概要によると、新たに設立された集落営農組織であっても、組織運営の目的が定まったところでは組織的取り組みが進んでおり、地域に効果を与えている組織も多く見られる。 しかし運営の目的が定まっていない組織の中には、組織活動が停滞し、地域への効果も見られず、組織再編を視野に入れる必要がある組織も出てきているとのことだ。
また活動の中で運営目的や営農を担う者に変化が見られる組織も出てきている。
集落営農組織を6つのタイプに類型化し、その動きを把握すると、全体的にはオペレーターが営農の主体となり、組織運営の目的を「生産性向上などによる所得の増加」、もしくは「農地の維持・保全」とする組織のいずれかに収束していく流れが観測されている。

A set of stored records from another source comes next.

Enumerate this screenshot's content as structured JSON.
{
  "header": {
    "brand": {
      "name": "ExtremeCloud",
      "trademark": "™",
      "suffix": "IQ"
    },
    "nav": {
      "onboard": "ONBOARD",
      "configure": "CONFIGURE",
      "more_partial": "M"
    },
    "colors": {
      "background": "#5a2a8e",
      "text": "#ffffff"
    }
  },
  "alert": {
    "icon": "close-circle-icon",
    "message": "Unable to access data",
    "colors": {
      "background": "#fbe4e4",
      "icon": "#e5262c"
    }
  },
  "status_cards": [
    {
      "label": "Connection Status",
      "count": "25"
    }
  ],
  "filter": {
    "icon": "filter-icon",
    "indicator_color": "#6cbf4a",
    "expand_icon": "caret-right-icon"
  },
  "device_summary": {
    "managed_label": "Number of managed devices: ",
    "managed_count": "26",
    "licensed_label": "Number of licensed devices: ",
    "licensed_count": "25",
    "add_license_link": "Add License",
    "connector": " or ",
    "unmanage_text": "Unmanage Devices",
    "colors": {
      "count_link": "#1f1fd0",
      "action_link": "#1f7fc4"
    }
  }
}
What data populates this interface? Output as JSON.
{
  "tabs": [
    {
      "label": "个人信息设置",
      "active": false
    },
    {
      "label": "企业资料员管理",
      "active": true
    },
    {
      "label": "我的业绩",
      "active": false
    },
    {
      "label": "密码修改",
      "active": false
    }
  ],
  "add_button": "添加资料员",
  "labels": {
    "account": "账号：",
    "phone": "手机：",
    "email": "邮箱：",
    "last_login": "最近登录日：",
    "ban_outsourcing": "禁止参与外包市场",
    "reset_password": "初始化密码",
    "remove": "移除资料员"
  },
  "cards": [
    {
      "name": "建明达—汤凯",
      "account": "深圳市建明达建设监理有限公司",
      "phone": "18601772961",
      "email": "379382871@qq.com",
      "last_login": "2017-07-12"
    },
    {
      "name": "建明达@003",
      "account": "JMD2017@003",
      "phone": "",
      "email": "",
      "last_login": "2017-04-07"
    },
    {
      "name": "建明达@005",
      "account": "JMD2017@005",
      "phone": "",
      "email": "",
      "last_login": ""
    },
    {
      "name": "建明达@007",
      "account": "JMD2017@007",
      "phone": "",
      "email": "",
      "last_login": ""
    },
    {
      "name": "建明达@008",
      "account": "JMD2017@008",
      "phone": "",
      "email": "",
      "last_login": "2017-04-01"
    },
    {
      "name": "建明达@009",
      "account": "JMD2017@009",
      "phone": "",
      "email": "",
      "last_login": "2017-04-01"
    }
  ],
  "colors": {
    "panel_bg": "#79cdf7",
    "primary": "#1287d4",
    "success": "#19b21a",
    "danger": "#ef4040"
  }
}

その中で、これまで集落営農組織の最終型の1つと見られてきた北陸などに多い全戸共同型の組織の中に、高齢化や後継者不足からオペレータが営農の主体となる組織に移行するところが出てきている点が注目される。
21年度はそれまでに引き続き、近年設立された集落営農組織を中心にした76組織に対して、組織的な取り組みの進展状況や、組織立ち上げによる地域への影響に重点を置いた分析を実施した。
《注》全戸共同型の集落営農組織=参加する全農家が共同で基幹的農作業を行う組織。